Queen of the water bowl

Attack! Attack!

Big Fluff Balls

So Sweet

Wait till you see them at just two weeks!


July 1, 2012

Clean, Dry And Warm Brooder

Big Clean-up Day for Brooder

Wow, little chicks make a big mess...big!!!!! They not only poop a lot but they constantly spill and splash their water everywhere. You will need to do daily cleaning of the brooder such as changing bedding and cleaning any obvious gunk (and chicks produce a lot of gunk).  And then there is the big weekly cleanup of the brooder! This will have to happen weekly till they move permanently to their coop and run (and cleaning the coop is a whole different learning experience)!

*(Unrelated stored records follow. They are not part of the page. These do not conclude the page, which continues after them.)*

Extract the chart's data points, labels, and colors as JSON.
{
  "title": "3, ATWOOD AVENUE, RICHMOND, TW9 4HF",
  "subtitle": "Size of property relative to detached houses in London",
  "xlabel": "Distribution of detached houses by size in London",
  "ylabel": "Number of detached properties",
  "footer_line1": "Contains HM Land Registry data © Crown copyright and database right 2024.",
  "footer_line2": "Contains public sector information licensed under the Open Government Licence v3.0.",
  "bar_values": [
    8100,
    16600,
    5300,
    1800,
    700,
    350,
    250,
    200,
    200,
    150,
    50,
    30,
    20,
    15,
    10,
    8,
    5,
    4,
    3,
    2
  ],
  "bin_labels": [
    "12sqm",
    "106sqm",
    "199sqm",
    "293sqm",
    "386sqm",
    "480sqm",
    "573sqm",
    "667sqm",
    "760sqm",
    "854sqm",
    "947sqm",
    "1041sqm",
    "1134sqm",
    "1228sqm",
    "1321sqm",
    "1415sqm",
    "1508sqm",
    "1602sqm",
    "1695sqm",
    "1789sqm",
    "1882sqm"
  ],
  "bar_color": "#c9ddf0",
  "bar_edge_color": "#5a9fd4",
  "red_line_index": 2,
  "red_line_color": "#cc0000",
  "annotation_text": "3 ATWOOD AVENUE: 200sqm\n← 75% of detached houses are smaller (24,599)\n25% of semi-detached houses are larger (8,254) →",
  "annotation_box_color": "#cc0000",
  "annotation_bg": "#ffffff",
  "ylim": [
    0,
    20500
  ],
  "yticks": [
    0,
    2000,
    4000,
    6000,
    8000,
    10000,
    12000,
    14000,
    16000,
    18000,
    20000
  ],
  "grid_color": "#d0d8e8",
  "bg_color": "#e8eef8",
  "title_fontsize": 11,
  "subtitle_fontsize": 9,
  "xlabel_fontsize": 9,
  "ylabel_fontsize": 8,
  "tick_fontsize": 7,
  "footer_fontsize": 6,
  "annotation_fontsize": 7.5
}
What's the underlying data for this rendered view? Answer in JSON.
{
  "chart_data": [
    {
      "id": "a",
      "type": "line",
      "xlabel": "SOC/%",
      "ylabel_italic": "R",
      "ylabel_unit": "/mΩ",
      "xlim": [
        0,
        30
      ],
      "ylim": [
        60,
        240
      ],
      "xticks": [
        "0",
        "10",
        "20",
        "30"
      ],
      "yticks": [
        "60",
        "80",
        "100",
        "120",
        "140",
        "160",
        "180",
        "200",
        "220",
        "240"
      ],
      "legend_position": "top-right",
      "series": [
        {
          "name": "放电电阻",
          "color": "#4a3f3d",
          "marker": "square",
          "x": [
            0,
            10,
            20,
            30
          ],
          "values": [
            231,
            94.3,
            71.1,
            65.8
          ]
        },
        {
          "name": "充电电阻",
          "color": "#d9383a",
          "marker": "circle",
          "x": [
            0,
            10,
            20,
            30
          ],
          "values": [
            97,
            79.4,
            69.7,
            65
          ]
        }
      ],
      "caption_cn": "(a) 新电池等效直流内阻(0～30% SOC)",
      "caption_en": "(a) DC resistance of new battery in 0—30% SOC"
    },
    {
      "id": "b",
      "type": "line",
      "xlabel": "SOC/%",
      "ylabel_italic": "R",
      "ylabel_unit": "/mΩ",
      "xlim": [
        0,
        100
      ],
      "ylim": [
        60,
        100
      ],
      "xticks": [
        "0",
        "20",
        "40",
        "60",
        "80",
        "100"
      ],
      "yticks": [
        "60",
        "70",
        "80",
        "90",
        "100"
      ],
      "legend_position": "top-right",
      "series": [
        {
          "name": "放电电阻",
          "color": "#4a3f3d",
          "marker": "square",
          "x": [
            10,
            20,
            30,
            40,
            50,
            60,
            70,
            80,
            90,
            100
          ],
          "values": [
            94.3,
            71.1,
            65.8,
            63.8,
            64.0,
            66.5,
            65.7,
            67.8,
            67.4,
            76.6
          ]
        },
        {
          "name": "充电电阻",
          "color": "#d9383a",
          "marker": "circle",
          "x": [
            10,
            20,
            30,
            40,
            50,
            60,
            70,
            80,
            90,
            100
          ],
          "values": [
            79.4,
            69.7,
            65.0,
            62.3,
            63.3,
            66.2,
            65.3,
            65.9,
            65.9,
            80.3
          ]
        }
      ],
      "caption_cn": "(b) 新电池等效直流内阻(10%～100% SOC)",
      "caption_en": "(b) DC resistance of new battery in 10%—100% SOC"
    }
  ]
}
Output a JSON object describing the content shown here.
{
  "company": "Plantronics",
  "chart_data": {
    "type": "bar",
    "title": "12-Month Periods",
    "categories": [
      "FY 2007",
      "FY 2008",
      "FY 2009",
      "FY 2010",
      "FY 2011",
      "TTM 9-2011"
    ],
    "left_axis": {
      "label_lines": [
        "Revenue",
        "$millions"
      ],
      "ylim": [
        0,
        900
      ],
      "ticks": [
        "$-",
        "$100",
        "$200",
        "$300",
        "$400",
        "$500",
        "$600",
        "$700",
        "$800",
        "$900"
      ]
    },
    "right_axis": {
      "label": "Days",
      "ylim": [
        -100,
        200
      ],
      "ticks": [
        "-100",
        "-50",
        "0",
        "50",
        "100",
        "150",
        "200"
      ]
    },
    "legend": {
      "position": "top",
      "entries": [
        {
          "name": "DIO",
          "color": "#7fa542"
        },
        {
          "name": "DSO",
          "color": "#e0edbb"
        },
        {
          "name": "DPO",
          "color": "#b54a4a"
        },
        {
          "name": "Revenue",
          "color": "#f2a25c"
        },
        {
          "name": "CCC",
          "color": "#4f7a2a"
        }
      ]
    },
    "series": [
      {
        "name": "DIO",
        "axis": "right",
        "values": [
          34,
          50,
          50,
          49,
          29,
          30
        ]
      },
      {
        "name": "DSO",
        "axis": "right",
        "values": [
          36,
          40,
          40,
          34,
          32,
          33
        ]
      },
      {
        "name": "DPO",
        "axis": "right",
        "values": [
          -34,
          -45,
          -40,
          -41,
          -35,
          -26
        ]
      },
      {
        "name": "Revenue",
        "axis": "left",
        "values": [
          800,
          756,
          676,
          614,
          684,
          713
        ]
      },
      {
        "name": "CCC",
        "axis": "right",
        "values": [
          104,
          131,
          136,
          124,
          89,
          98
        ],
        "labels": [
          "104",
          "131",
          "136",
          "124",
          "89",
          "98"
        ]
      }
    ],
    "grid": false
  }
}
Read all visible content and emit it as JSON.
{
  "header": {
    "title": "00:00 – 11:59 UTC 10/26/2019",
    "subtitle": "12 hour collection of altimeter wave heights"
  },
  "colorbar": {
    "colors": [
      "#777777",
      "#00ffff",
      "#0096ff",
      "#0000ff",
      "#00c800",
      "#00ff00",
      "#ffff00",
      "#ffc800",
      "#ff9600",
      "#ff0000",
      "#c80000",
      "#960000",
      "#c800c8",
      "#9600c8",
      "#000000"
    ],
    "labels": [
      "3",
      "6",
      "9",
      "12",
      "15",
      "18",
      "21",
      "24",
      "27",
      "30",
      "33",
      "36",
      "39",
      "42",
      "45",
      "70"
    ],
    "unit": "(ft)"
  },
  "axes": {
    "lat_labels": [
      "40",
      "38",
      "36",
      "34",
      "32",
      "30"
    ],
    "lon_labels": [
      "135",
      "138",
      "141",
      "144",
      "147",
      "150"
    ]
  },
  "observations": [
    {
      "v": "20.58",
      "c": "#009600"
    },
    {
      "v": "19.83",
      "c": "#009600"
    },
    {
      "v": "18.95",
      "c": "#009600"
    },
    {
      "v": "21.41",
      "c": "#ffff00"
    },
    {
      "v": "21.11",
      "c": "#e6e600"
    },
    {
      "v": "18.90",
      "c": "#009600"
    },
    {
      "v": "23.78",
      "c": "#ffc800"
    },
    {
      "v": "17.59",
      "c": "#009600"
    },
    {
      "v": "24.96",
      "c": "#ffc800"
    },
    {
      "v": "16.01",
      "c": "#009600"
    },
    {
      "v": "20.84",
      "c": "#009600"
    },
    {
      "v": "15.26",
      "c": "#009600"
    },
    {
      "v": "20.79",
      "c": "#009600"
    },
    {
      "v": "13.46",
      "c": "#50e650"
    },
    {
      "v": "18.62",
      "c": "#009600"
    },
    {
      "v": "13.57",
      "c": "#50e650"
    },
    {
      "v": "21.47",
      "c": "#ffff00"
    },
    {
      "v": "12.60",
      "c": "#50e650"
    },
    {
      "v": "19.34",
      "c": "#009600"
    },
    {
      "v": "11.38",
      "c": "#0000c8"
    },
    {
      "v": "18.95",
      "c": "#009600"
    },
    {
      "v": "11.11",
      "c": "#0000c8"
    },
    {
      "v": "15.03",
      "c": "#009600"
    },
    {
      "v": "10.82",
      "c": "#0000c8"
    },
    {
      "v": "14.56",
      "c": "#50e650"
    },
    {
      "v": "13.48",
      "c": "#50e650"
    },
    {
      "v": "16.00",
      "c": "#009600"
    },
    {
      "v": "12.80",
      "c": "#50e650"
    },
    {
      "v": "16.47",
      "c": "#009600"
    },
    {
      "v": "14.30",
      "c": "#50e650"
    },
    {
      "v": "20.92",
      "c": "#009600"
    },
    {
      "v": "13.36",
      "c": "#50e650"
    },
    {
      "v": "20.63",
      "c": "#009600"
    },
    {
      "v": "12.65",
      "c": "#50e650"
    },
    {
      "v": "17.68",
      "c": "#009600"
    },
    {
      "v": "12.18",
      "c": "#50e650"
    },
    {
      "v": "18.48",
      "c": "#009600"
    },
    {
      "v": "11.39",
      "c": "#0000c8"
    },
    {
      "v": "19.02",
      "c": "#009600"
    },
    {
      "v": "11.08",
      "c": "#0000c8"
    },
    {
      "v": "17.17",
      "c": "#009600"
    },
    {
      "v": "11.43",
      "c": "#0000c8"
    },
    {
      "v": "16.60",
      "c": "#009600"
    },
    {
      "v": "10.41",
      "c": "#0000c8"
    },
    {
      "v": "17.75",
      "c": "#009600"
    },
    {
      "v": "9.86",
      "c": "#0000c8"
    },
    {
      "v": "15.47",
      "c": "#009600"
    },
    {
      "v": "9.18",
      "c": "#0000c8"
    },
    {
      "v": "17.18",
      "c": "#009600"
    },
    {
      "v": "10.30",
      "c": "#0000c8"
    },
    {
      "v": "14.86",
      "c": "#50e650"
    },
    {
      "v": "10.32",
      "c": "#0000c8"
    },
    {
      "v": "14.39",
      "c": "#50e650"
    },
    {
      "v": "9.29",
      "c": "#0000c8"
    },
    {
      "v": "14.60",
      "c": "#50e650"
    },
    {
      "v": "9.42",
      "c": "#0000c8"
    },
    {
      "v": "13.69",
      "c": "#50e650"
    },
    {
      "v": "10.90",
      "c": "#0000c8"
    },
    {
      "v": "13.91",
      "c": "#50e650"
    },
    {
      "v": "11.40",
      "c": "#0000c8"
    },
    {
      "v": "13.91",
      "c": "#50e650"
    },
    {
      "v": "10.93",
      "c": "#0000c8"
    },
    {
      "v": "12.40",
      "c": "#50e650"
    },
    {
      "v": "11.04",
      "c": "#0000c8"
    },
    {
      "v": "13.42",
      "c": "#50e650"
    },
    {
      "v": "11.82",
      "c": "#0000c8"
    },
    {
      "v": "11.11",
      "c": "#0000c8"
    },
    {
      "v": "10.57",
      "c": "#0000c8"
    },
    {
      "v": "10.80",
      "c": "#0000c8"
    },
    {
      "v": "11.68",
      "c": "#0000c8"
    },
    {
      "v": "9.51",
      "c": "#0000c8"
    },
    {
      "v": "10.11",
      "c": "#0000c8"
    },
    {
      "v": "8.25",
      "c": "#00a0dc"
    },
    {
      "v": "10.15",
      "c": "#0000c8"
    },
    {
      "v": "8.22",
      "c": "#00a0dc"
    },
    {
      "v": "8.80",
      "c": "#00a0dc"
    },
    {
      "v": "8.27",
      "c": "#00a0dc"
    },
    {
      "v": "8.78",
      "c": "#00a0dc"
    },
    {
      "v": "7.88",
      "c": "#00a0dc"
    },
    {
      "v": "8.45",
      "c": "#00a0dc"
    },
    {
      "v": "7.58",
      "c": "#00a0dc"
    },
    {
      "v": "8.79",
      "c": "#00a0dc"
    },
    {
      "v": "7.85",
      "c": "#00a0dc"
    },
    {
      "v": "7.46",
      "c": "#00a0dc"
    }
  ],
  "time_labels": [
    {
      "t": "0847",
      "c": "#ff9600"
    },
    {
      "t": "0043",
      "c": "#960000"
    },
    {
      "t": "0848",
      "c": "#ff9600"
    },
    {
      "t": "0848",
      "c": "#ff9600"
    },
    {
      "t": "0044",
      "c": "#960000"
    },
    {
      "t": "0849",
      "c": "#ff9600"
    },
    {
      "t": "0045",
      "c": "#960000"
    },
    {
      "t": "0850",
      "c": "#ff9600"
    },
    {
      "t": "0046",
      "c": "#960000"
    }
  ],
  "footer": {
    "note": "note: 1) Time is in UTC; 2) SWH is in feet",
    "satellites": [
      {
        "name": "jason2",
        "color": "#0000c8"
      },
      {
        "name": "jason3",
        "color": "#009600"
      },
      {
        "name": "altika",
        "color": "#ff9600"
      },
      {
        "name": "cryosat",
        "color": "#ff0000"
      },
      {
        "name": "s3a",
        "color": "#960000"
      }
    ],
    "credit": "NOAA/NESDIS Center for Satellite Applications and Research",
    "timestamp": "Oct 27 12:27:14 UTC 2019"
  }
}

We moved chicks into large cardboard box, temporarily, for the brooder cleaning. The box or whatever you choose to put them in, while cleaning the brooder, should be up to the same temp as the brooder before they go in. It's important to maintain the correct temp for the chicks while they are in another temporary area. Sudden change in temp for chicks is another big stressor for them!

Fun for chicks...?

New stuff to peck at!

The Plastic bin brooder is scrubbed very well using a lot of water and a little vinegar or baking soda. Do not use anything toxic to clean ...even if you think you will have no problem rinsing it all out. At this age the chicks are just to susceptible too everything.

The feed and water containers will need to be cleaned and refilled several times a day for the first few weeks. As they get older you will move to bigger containers for food and water and they will need to be still need to be cleaned and refilled daily but the number of times will depend on the chicks themselves, how much food and water they go through and how much 'fun' they have playing in it!

Thoroughly clean the thermometer and any little toys they might already have (I can't stress cleanliness enough)!  Dry everything well with a towel.  If the sun is out and you have time set it all outside. Leave it for as long as you can...sun is a great antibacterial agent.

From chicks to grown up chickens cleanliness of their living area can't be stressed enough!